Keniscayaan Konsep Revitalisasi
Ketika mendiskusikan problematika masalah hukum di Indonesia, banyak orang menyodorkan konsep reformasi. Ada yang menggagas reformasi total, ada pula usulan konsep reformasi setengah-setengah. Pertanyaan yang lahir kemudian. Apakah selamanya solusi atas keterpurukan hukum adalah dengan mewacanakan REFORMASI? Benarkah reformasi menjadi kartu As solusi atas keterpurukan hukum di Indonesia? Jika jawabannya adalah YA, mengapa 11 tahun perjalanan reformasi pasca ’98, keterpurukan hukum kita masih terlihat. Lantas apa masalahnya? Mungkinkah reformasi dikambinghitamkan atas masalah-masalah hukum yang terjadi akhir-akhir ini?
Saya pikir sangat tidak bijaksana jika reformasi dikambinghitamkan atas masalah hukum yang terjadi saat ini.

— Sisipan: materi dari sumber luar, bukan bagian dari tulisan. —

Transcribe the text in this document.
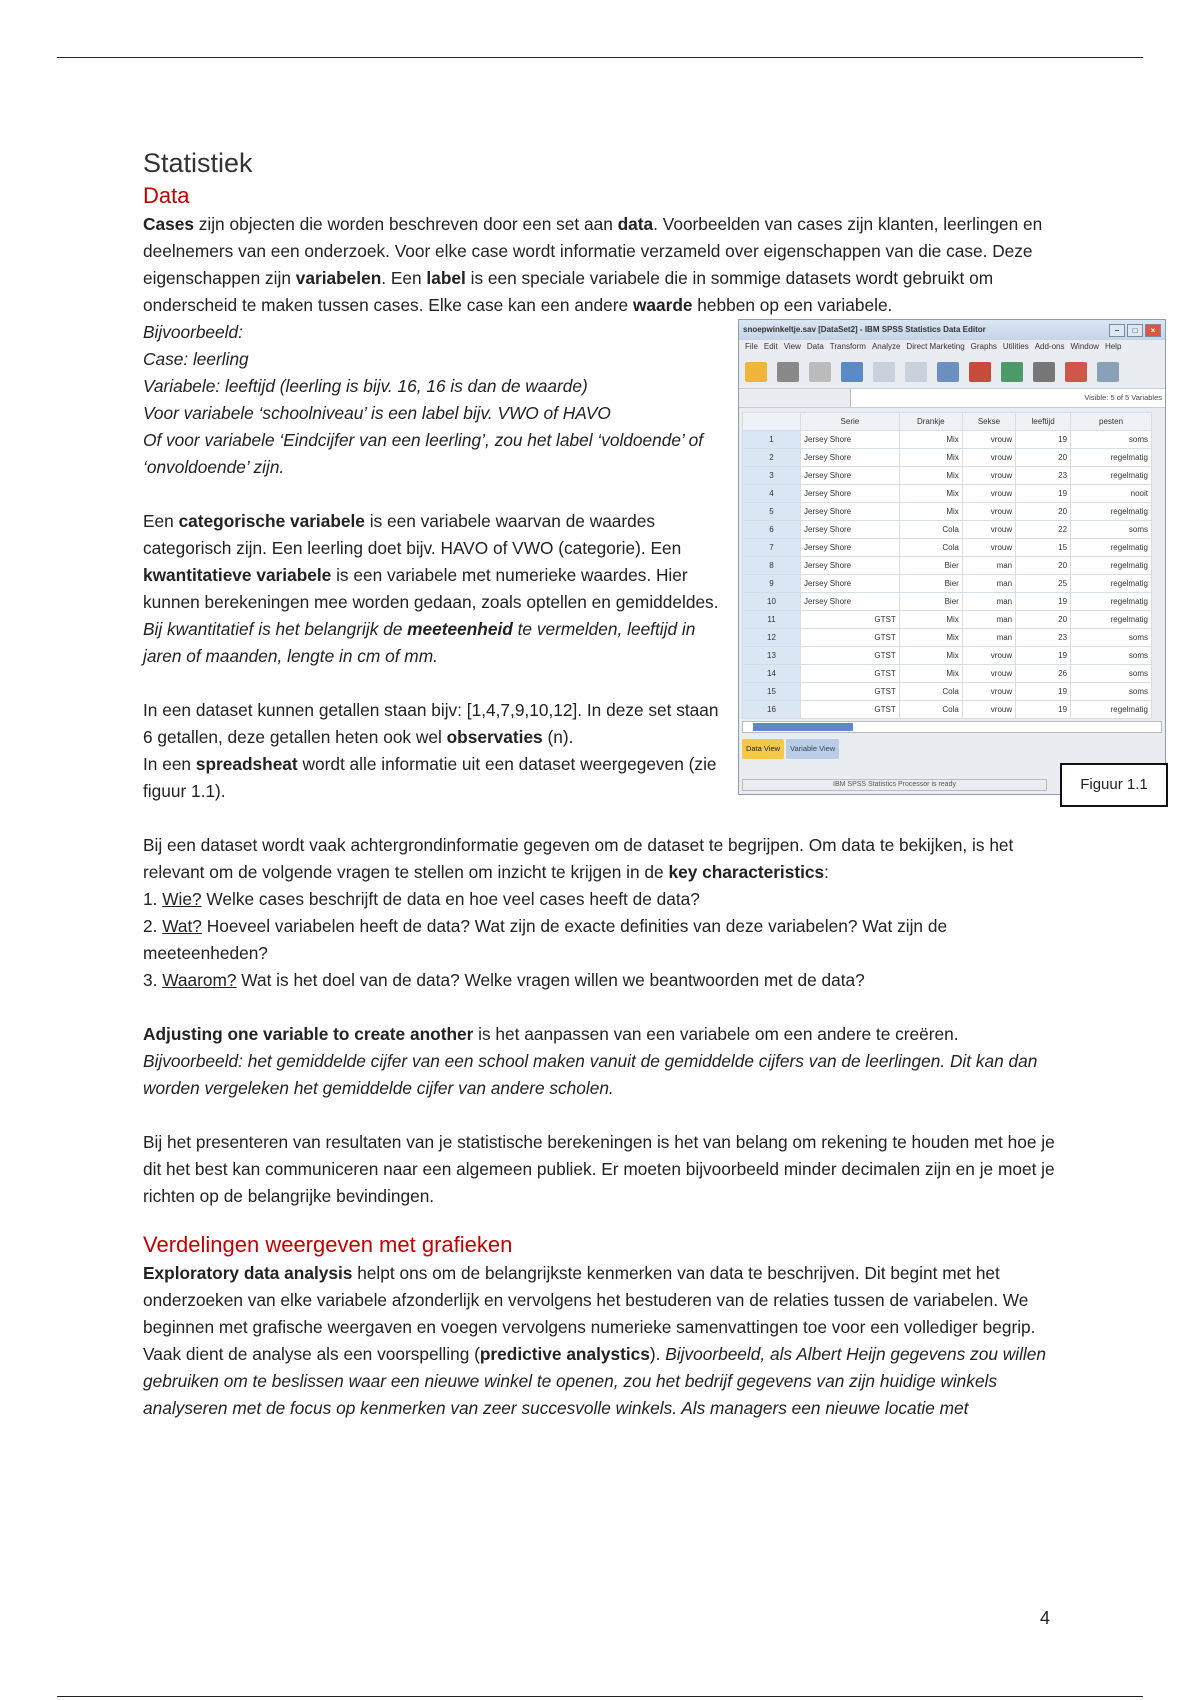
Statistiek
Data

Cases zijn objecten die worden beschreven door een set aan data. Voorbeelden van cases zijn klanten, leerlingen en deelnemers van een onderzoek. Voor elke case wordt informatie verzameld over eigenschappen van die case. Deze eigenschappen zijn variabelen. Een label is een speciale variabele die in sommige datasets wordt gebruikt om onderscheid te maken tussen cases. Elke case kan een andere waarde hebben op een variabele.

snoepwinkeltje.sav [DataSet2] - IBM SPSS Statistics Data Editor	–	□	×
File Edit View Data Transform Analyze Direct Marketing Graphs Utilities Add-ons Window Help
Visible: 5 of 5 Variables
	Serie	Drankje	Sekse	leeftijd	pesten
1	Jersey Shore	Mix	vrouw	19	soms
2	Jersey Shore	Mix	vrouw	20	regelmatig
3	Jersey Shore	Mix	vrouw	23	regelmatig
4	Jersey Shore	Mix	vrouw	19	nooit
5	Jersey Shore	Mix	vrouw	20	regelmatig
6	Jersey Shore	Cola	vrouw	22	soms
7	Jersey Shore	Cola	vrouw	15	regelmatig
8	Jersey Shore	Bier	man	20	regelmatig
9	Jersey Shore	Bier	man	25	regelmatig
10	Jersey Shore	Bier	man	19	regelmatig
11	GTST	Mix	man	20	regelmatig
12	GTST	Mix	man	23	soms
13	GTST	Mix	vrouw	19	soms
14	GTST	Mix	vrouw	26	soms
15	GTST	Cola	vrouw	19	soms
16	GTST	Cola	vrouw	19	regelmatig
Data View	Variable View
IBM SPSS Statistics Processor is ready	Figuur 1.1

Bijvoorbeeld:

Case: leerling

Variabele: leeftijd (leerling is bijv. 16, 16 is dan de waarde)

Voor variabele ‘schoolniveau’ is een label bijv. VWO of HAVO

Of voor variabele ‘Eindcijfer van een leerling’, zou het label ‘voldoende’ of ‘onvoldoende’ zijn.

Een categorische variabele is een variabele waarvan de waardes categorisch zijn. Een leerling doet bijv. HAVO of VWO (categorie). Een kwantitatieve variabele is een variabele met numerieke waardes. Hier kunnen berekeningen mee worden gedaan, zoals optellen en gemiddeldes. Bij kwantitatief is het belangrijk de meeteenheid te vermelden, leeftijd in jaren of maanden, lengte in cm of mm.

In een dataset kunnen getallen staan bijv: [1,4,7,9,10,12]. In deze set staan 6 getallen, deze getallen heten ook wel observaties (n).

In een spreadsheat wordt alle informatie uit een dataset weergegeven (zie figuur 1.1).

Bij een dataset wordt vaak achtergrondinformatie gegeven om de dataset te begrijpen. Om data te bekijken, is het relevant om de volgende vragen te stellen om inzicht te krijgen in de key characteristics:

1. Wie? Welke cases beschrijft de data en hoe veel cases heeft de data?

2. Wat? Hoeveel variabelen heeft de data? Wat zijn de exacte definities van deze variabelen? Wat zijn de meeteenheden?

3. Waarom? Wat is het doel van de data? Welke vragen willen we beantwoorden met de data?

Adjusting one variable to create another is het aanpassen van een variabele om een andere te creëren. Bijvoorbeeld: het gemiddelde cijfer van een school maken vanuit de gemiddelde cijfers van de leerlingen. Dit kan dan worden vergeleken het gemiddelde cijfer van andere scholen.

Bij het presenteren van resultaten van je statistische berekeningen is het van belang om rekening te houden met hoe je dit het best kan communiceren naar een algemeen publiek. Er moeten bijvoorbeeld minder decimalen zijn en je moet je richten op de belangrijke bevindingen.

Verdelingen weergeven met grafieken

Exploratory data analysis helpt ons om de belangrijkste kenmerken van data te beschrijven. Dit begint met het onderzoeken van elke variabele afzonderlijk en vervolgens het bestuderen van de relaties tussen de variabelen. We beginnen met grafische weergaven en voegen vervolgens numerieke samenvattingen toe voor een vollediger begrip. Vaak dient de analyse als een voorspelling (predictive analystics). Bijvoorbeeld, als Albert Heijn gegevens zou willen gebruiken om te beslissen waar een nieuwe winkel te openen, zou het bedrijf gegevens van zijn huidige winkels analyseren met de focus op kenmerken van zeer succesvolle winkels. Als managers een nieuwe locatie met

4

Reformasi bukan tujuan. Ia hanyalah pintu gerbang menuju kehidupan kenegaraan yang lebih baik sebagai tujuan utama. Secara ksatria kita harus mengapresiasi upaya dari tokoh yang berhasil melahirkan reformasi. Karena jika tidak, maka sampai saat ini kita masih hidup di zaman jahiliyah Orba.

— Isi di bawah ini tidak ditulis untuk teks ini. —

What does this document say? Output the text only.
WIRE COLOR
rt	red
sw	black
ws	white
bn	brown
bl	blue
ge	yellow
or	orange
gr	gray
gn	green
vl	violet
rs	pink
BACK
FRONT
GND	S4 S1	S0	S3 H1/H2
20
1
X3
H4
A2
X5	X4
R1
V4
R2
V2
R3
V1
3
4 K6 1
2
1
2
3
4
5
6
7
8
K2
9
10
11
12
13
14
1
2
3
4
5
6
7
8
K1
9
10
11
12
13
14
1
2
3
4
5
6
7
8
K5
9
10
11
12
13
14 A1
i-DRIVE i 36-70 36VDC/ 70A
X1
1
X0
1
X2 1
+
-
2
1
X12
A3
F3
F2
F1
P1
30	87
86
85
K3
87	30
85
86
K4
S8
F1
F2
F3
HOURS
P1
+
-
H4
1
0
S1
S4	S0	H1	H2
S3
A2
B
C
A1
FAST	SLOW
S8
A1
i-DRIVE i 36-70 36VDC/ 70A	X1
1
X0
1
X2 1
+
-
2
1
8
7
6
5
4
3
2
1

Menjawab masalah atas keterpurukan hukum di Indonesia tidak hanya mengandalkan hukum secara normatif, yang terkadang juga sering dilanggar oleh pelaku hukum itu sendiri. Kasus korupsi dan penyuapan yang melibatkan aparat penegak hukum adalah masalah moral dan persoalan rekrutmen personal yang nepotis. Bukan karena kita kekurangan pasal untuk menjerat pelaku korupsi maupun menekan praktek korupsi. Berarti solusinya lebih pada revitalisasi moral dan sistem. Merekonstruksi ulang bangunan sistem hukum kita harus menekankan pada pembentukan moral dan mental aparat hukum yang berintegritas. Jadi konsep menjadi bergeser dari reformasi ke revitalisasi.

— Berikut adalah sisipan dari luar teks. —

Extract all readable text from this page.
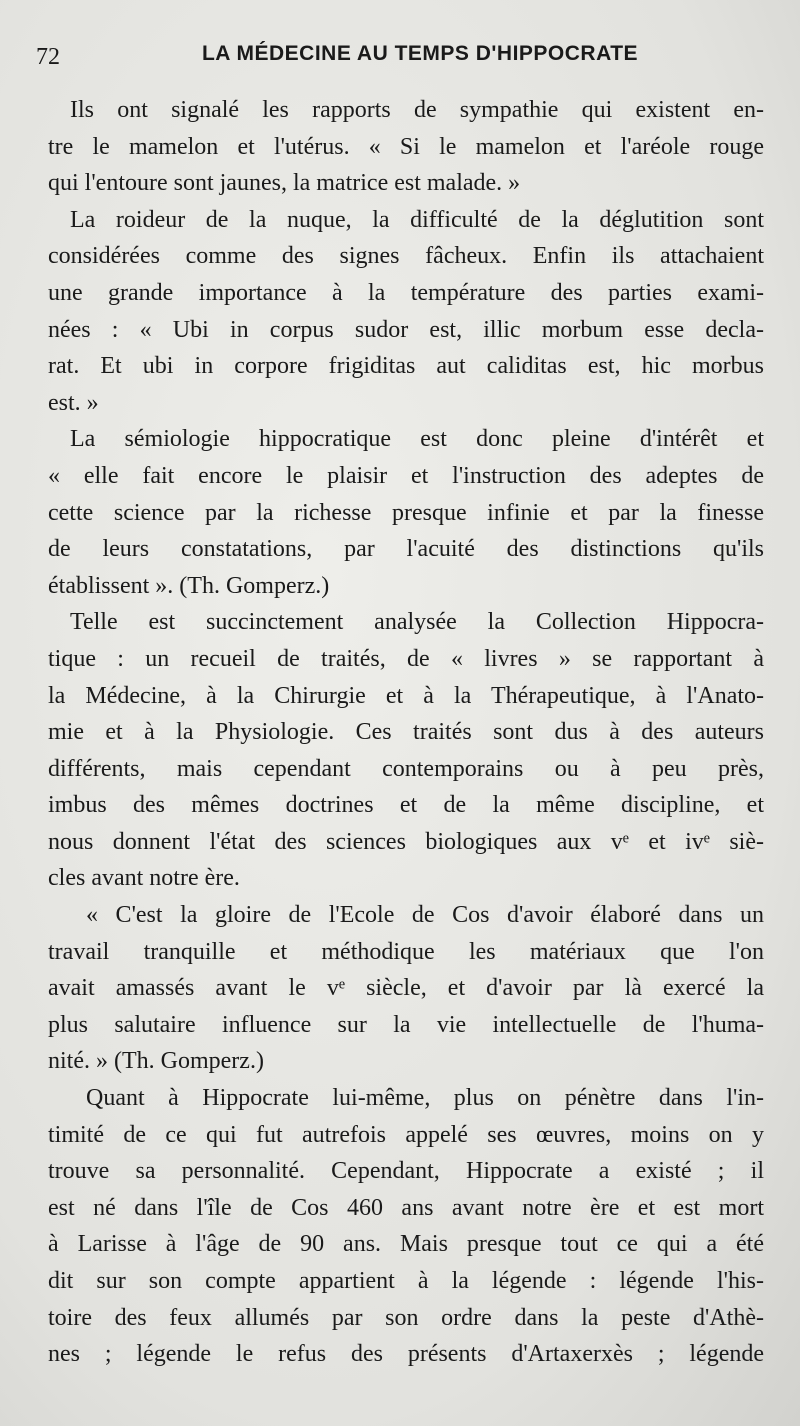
72	LA MÉDECINE AU TEMPS D'HIPPOCRATE
Ils ont signalé les rapports de sympathie qui existent en-
tre le mamelon et l'utérus. « Si le mamelon et l'aréole rouge
qui l'entoure sont jaunes, la matrice est malade. »
La roideur de la nuque, la difficulté de la déglutition sont
considérées comme des signes fâcheux. Enfin ils attachaient
une grande importance à la température des parties exami-
nées : « Ubi in corpus sudor est, illic morbum esse decla-
rat. Et ubi in corpore frigiditas aut caliditas est, hic morbus
est. »
La sémiologie hippocratique est donc pleine d'intérêt et
« elle fait encore le plaisir et l'instruction des adeptes de
cette science par la richesse presque infinie et par la finesse
de leurs constatations, par l'acuité des distinctions qu'ils
établissent ». (Th. Gomperz.)
Telle est succinctement analysée la Collection Hippocra-
tique : un recueil de traités, de « livres » se rapportant à
la Médecine, à la Chirurgie et à la Thérapeutique, à l'Anato-
mie et à la Physiologie. Ces traités sont dus à des auteurs
différents, mais cependant contemporains ou à peu près,
imbus des mêmes doctrines et de la même discipline, et
nous donnent l'état des sciences biologiques aux vᵉ et ivᵉ siè-
cles avant notre ère.
« C'est la gloire de l'Ecole de Cos d'avoir élaboré dans un
travail tranquille et méthodique les matériaux que l'on
avait amassés avant le vᵉ siècle, et d'avoir par là exercé la
plus salutaire influence sur la vie intellectuelle de l'huma-
nité. » (Th. Gomperz.)
Quant à Hippocrate lui-même, plus on pénètre dans l'in-
timité de ce qui fut autrefois appelé ses œuvres, moins on y
trouve sa personnalité. Cependant, Hippocrate a existé ; il
est né dans l'île de Cos 460 ans avant notre ère et est mort
à Larisse à l'âge de 90 ans. Mais presque tout ce qui a été
dit sur son compte appartient à la légende : légende l'his-
toire des feux allumés par son ordre dans la peste d'Athè-
nes ; légende le refus des présents d'Artaxerxès ; légende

Empat komponen utama dalam sistem penegakan hukum; hakim, polisi, jaksa dan pengacara adalah pemegang kartu As berhasil atau gagalnya upaya penegakan hukum di Indonesia. Kenapa? Karena keempat komponen ini adalah pemain utama dunia hukum. Mereka adalah pendekar-pendekar hukum yang harus bekerja bersama, bahu membahu dalam upaya penegakan hukum.
Berarti revitalisasi dimulai dari keempat komponen ini. Kenapa? Karena disitulah awalnya. Awal dari keberhasilan penegakan hukum mulai dilaksanakan. Juga sekaligus awal kehancuran sistem hukum jika kendali hukum dipegang oleh penguasa lalim yang tidak berperikemanusiaan.